Rumors like these quickly become deeply hurtful, and can unfairly tarnish opinions about people who are not present to participate. It's fine to 'wonder' about another person's manners, behavior, or choices that differ from our own, but until we actually ask that person, there's no way to know what's going on with them.
Speculation is unpleasantly popular in the media, but other than to give us a starting point for finding out a more complete truth, especially in a complicated situation like you describe, it's not useful and quickly devolves into gossip and possibly faulty judgments. We'd be a more compassionate species if we did less of that, and I'd talk to my children if they were participating in the murmuring. How would your son feel if neighbors were talking about him in a similar tone? We don't often question our own thought processes.

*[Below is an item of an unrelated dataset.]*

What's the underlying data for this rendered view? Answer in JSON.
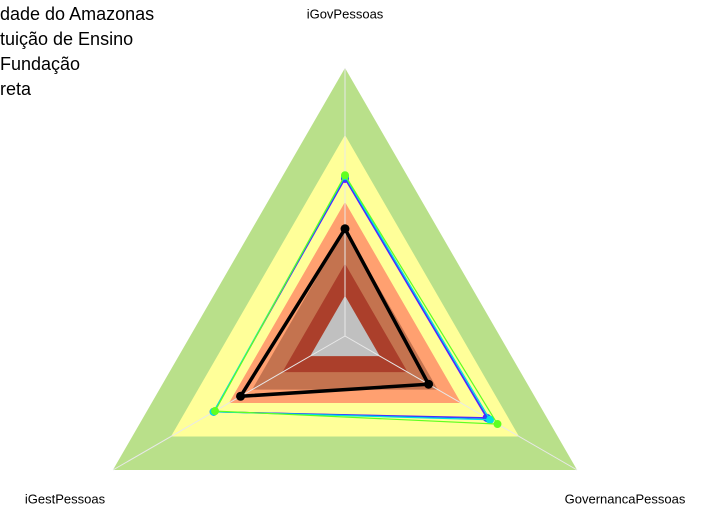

I think if I were in your position, caring as you do about this boy, I'd take a sympathy card, and a casserole or some flowers, to the aunt, ask how I could help, and leave it at that until another helpful step forward becomes clear. (You may have done this already.) The mother could be anything, perhaps a woman unable to connect with her own child for psychological reasons. Or she could be deeply grieving and unable or unwilling to face well-meaning strangers. I believe I'd be in that group. And as far as raising money, that would be up to caring friends to organize. I would personally be far too uncomfortable to set that up for anyone in my immediate family. I think lots of people would find that inappropriate.
If you feel the boy's memory "deserves more," you and other caring neighbors are free to hold a less-formal memorial of your own. This might be helpful to the children in the neighborhood or school who knew this boy. I'm sending up a prayer for all concerned. Kindness!